France | France, Conseil d'État, 8ème chambre, 23 novembre 2020, 441057


Vu la procédure suivante :

M. et Mme B... A... ont demandé au tribunal administratif de Paris de prononcer la décharge des cotisations supplémentaires d'impôt sur le revenu et de contributions sociales auxquelles ils ont été assujettis au titre des années 2011 et 2012, ainsi que des pénalités correspondantes.
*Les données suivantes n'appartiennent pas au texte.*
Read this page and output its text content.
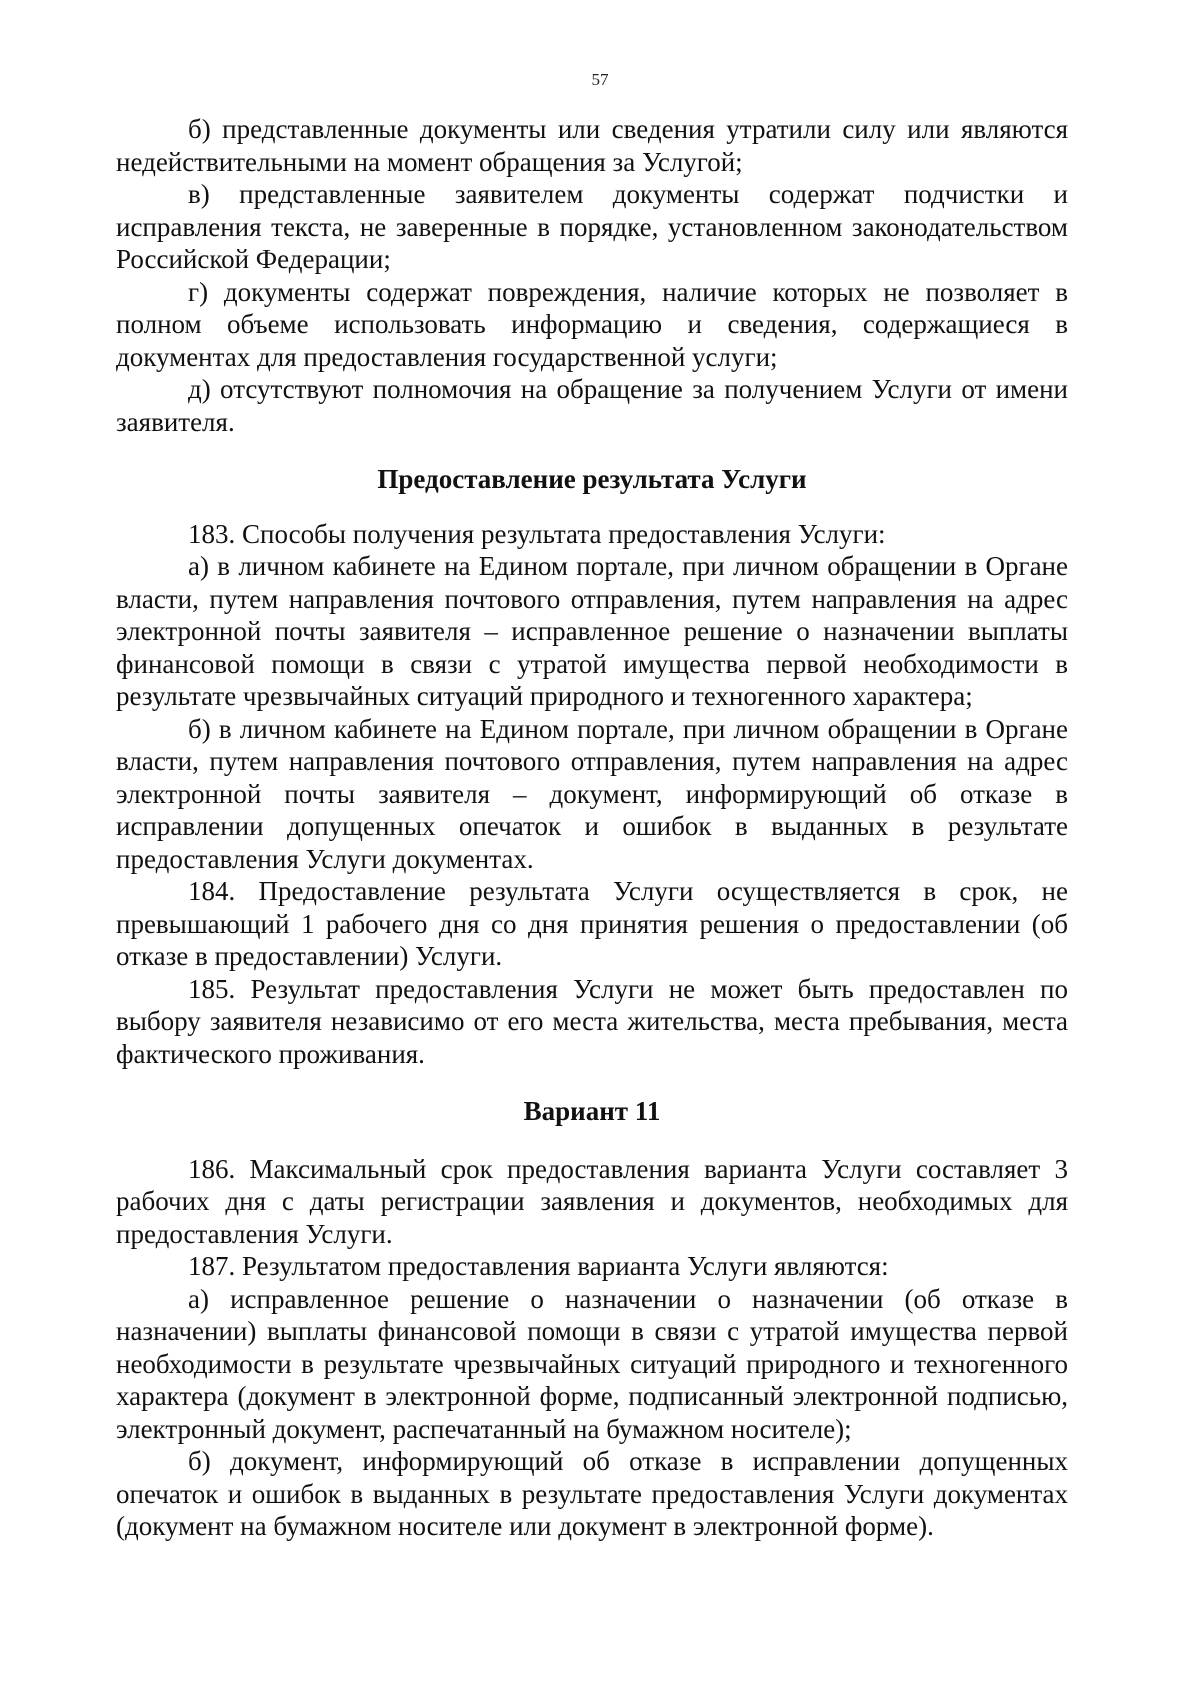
57

б) представленные документы или сведения утратили силу или являются недействительными на момент обращения за Услугой;

в) представленные заявителем документы содержат подчистки и исправления текста, не заверенные в порядке, установленном законодательством Российской Федерации;

г) документы содержат повреждения, наличие которых не позволяет в полном объеме использовать информацию и сведения, содержащиеся в документах для предоставления государственной услуги;

д) отсутствуют полномочия на обращение за получением Услуги от имени заявителя.

Предоставление результата Услуги

183. Способы получения результата предоставления Услуги:

а) в личном кабинете на Едином портале, при личном обращении в Органе власти, путем направления почтового отправления, путем направления на адрес электронной почты заявителя – исправленное решение о назначении выплаты финансовой помощи в связи с утратой имущества первой необходимости в результате чрезвычайных ситуаций природного и техногенного характера;

б) в личном кабинете на Едином портале, при личном обращении в Органе власти, путем направления почтового отправления, путем направления на адрес электронной почты заявителя – документ, информирующий об отказе в исправлении допущенных опечаток и ошибок в выданных в результате предоставления Услуги документах.

184. Предоставление результата Услуги осуществляется в срок, не превышающий 1 рабочего дня со дня принятия решения о предоставлении (об отказе в предоставлении) Услуги.

185. Результат предоставления Услуги не может быть предоставлен по выбору заявителя независимо от его места жительства, места пребывания, места фактического проживания.

Вариант 11

186. Максимальный срок предоставления варианта Услуги составляет 3 рабочих дня с даты регистрации заявления и документов, необходимых для предоставления Услуги.

187. Результатом предоставления варианта Услуги являются:

а) исправленное решение о назначении о назначении (об отказе в назначении) выплаты финансовой помощи в связи с утратой имущества первой необходимости в результате чрезвычайных ситуаций природного и техногенного характера (документ в электронной форме, подписанный электронной подписью, электронный документ, распечатанный на бумажном носителе);

б) документ, информирующий об отказе в исправлении допущенных опечаток и ошибок в выданных в результате предоставления Услуги документах (документ на бумажном носителе или документ в электронной форме).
Par un jugement n° 1601212, 1604168 du 17 mai 2017, ce tribunal a rejeté leur demande.

Par un arrêt n° 17PA02434 du 5 décembre 2018, la cour administrative d'appel de Paris a réduit les bases d'imposition de M. et Mme A... au titre des années 2011 et 2012 à

concurrence, respectivement, des sommes de 154 828 et 340 000 euros, prononc...
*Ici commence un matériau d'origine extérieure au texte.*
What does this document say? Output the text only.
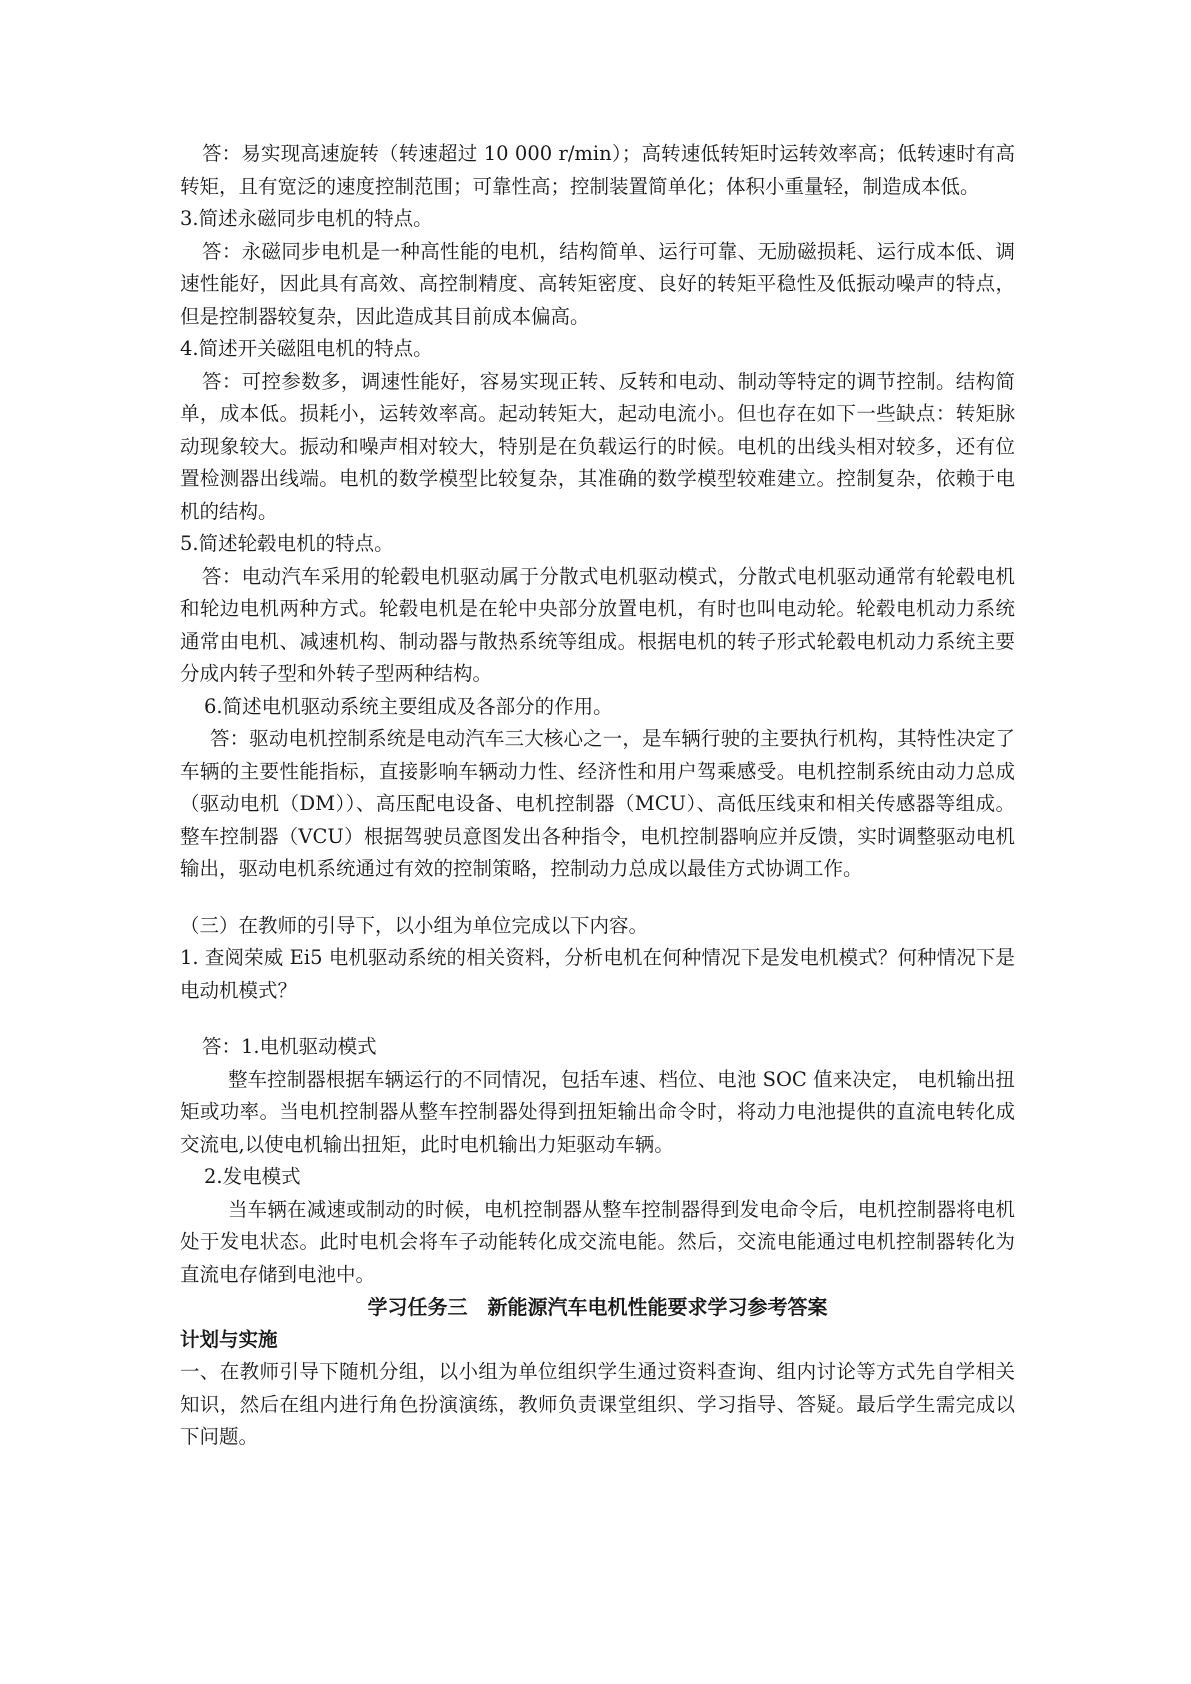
答：易实现高速旋转（转速超过 10 000 r/min）；高转速低转矩时运转效率高；低转速时有高转矩，且有宽泛的速度控制范围；可靠性高；控制装置简单化；体积小重量轻，制造成本低。

3.简述永磁同步电机的特点。

答：永磁同步电机是一种高性能的电机，结构简单、运行可靠、无励磁损耗、运行成本低、调速性能好，因此具有高效、高控制精度、高转矩密度、良好的转矩平稳性及低振动噪声的特点，但是控制器较复杂，因此造成其目前成本偏高。

4.简述开关磁阻电机的特点。

答：可控参数多，调速性能好，容易实现正转、反转和电动、制动等特定的调节控制。结构简单，成本低。损耗小，运转效率高。起动转矩大，起动电流小。但也存在如下一些缺点：转矩脉动现象较大。振动和噪声相对较大，特别是在负载运行的时候。电机的出线头相对较多，还有位置检测器出线端。电机的数学模型比较复杂，其准确的数学模型较难建立。控制复杂，依赖于电机的结构。

5.简述轮毂电机的特点。

答：电动汽车采用的轮毂电机驱动属于分散式电机驱动模式，分散式电机驱动通常有轮毂电机和轮边电机两种方式。轮毂电机是在轮中央部分放置电机，有时也叫电动轮。轮毂电机动力系统通常由电机、减速机构、制动器与散热系统等组成。根据电机的转子形式轮毂电机动力系统主要分成内转子型和外转子型两种结构。

6.简述电机驱动系统主要组成及各部分的作用。

答：驱动电机控制系统是电动汽车三大核心之一，是车辆行驶的主要执行机构，其特性决定了车辆的主要性能指标，直接影响车辆动力性、经济性和用户驾乘感受。电机控制系统由动力总成（驱动电机（DM））、高压配电设备、电机控制器（MCU）、高低压线束和相关传感器等组成。整车控制器（VCU）根据驾驶员意图发出各种指令，电机控制器响应并反馈，实时调整驱动电机输出，驱动电机系统通过有效的控制策略，控制动力总成以最佳方式协调工作。

（三）在教师的引导下，以小组为单位完成以下内容。

1. 查阅荣威 Ei5 电机驱动系统的相关资料，分析电机在何种情况下是发电机模式？何种情况下是电动机模式？

答：1.电机驱动模式

整车控制器根据车辆运行的不同情况，包括车速、档位、电池 SOC 值来决定， 电机输出扭矩或功率。当电机控制器从整车控制器处得到扭矩输出命令时，将动力电池提供的直流电转化成交流电,以使电机输出扭矩，此时电机输出力矩驱动车辆。

2.发电模式

当车辆在减速或制动的时候，电机控制器从整车控制器得到发电命令后，电机控制器将电机处于发电状态。此时电机会将车子动能转化成交流电能。然后，交流电能通过电机控制器转化为直流电存储到电池中。

学习任务三　新能源汽车电机性能要求学习参考答案

计划与实施

一、在教师引导下随机分组，以小组为单位组织学生通过资料查询、组内讨论等方式先自学相关知识，然后在组内进行角色扮演演练，教师负责课堂组织、学习指导、答疑。最后学生需完成以下问题。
Vu la procédure suivante :

M. et Mme B... A... ont demandé au tribunal administratif de Paris de prononcer la décharge des cotisations supplémentaires d'impôt sur le revenu et de contributions sociales auxquelles ils ont été assujettis au titre des années 2011 et 2012, ainsi que des pénalités correspondantes. Par un jugement n° 1601212, 1604168 du 17 mai 2017, ce tribunal a rejeté leur demande.

Par un arrêt n° 17PA02434 du 5 décembre 2018, la cour administrative d'appel de Paris a réduit les bases d'imposition de M. et Mme A... au titre des années 2011 et 2012 à concurrence, respectivement, des sommes de 154 828 et 340 000 euros, prononcé la décharge des cotisations d'impôt sur le revenu et de prélèvements sociaux et des pénalités correspondantes, réformé le jugement en conséquence et rejeté le surplus de l'appel formé par M. et Mme A....
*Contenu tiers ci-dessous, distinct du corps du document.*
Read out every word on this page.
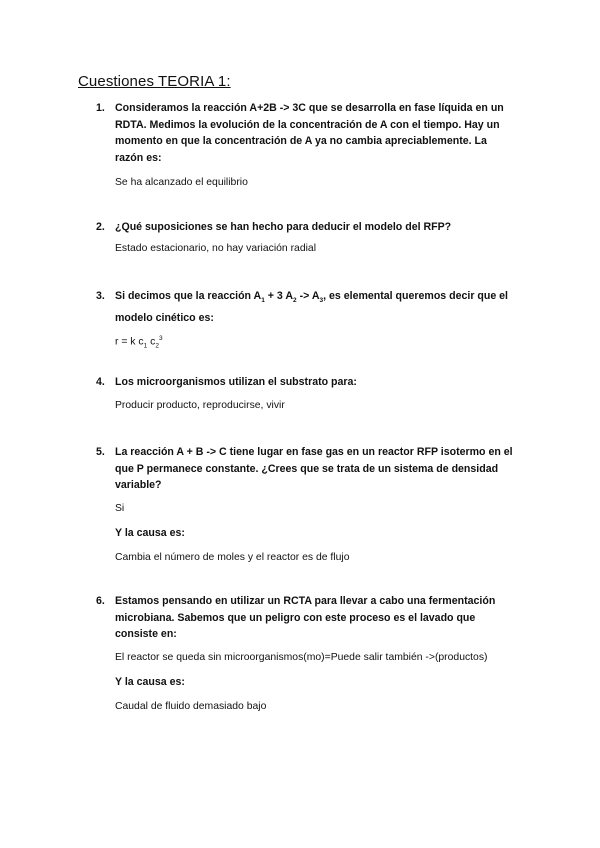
Cuestiones TEORIA 1:
1. Consideramos la reacción A+2B -> 3C que se desarrolla en fase líquida en un RDTA. Medimos la evolución de la concentración de A con el tiempo. Hay un momento en que la concentración de A ya no cambia apreciablemente. La razón es:

Se ha alcanzado el equilibrio

2. ¿Qué suposiciones se han hecho para deducir el modelo del RFP?

Estado estacionario, no hay variación radial

3. Si decimos que la reacción $A_1 + 3$ $A_2 -> A_3$, es elemental queremos decir que el modelo cinético es:

r = k $c_1$ $c_2^3$

4. Los microorganismos utilizan el substrato para:

Producir producto, reproducirse, vivir

5. La reacción A + B -> C tiene lugar en fase gas en un reactor RFP isotermo en el que P permanece constante. ¿Crees que se trata de un sistema de densidad variable?

Si

Y la causa es:

Cambia el número de moles y el reactor es de flujo

6. Estamos pensando en utilizar un RCTA para llevar a cabo una fermentación microbiana. Sabemos que un peligro con este proceso es el lavado que consiste en:

El reactor se queda sin microorganismos(mo)=Puede salir también ->(productos)

Y la causa es:

Caudal de fluido demasiado bajo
Par une décision n° 428147 du 10 juillet 2019, le Conseil d'Etat statuant au contentieux a annulé cet arrêt en tant qu'il faisait partiellement droit à l'appel des contribuables et renvoyé l'affaire, dans cette mesure, à la cour administrative d'appel de Paris.

Par un arrêt n° 19PA02408 du 10 avril 2020, la cour administrative d'appel de Paris, statuant sur renvoi du Conseil d'Etat, a rejeté la requête d'appel de M. et Mme A....

Par un pourvoi sommaire et un mémoire complémentaire, enregistrés les 5 juin et 28 août 2020 au secrétariat du contentieux du Conseil d'Etat, M. et Mme A... demandent au Conseil d'Etat :

1°) d'annuler cet arrêt ;

2°) réglant l'affaire au fond, de faire droit à leur appel ;

3°) de mettre à la charge de l'Etat la somme de 4000 euros au titre de l'article L. 761-1 du code de justice administrative.

Vu les autres pièces du dossier ;

Vu :

- la Constitution, notamment son Préambule et son article 61-1 ;

- la Déclaration des droits de l'homme et du citoyen de 1789, notamment son article 16 ;

- l'ordonnance n° 58-1067 du 7 novembre 1958 ;

- le code général des impôts et le livre des procédures fiscales ;

- le code de justice administrative ;

Après avoir entendu en séance publique :

- le rapport de M. Jean-Marc Vié, maître des requêtes,

- les conclusions de Mme Karin Ciavaldini, rapporteur public ;

La parole ayant été donnée, avant et après les conclusions, à la SCP Baraduc, Duhamel, Rameix, avocat de M. et Mme A... ;

Considérant ce qui suit :

Sur la question prioritaire de constitutionnalité :

1. Aux termes du premier alinéa de l'article 23-5 de l'ordonnance du 7 novembre 1958 portant loi organique sur le Conseil constitutionnel : " Le moyen tiré de ce qu'une disposition législative porte atteinte aux droits et libertés garantis par la Constitution peut être soulevé, y compris pour la première fois en cassation, à l'occasion d'une instance devant le Conseil d'Etat (...) ". Il résulte de ces dispositions que le Conseil constitutionnel est saisi de la question prioritaire de constitutionnalité à la triple condition que la disposition contestée soit applicable au litige ou à la procédure, qu'elle n'ait pas déjà été déclarée conforme à la Constitution dans les motifs et le dispositif d'une décision du Conseil constitutionnel, sauf changement des circonstances, et que la question soit nouvelle ou présente un caractère sérieux.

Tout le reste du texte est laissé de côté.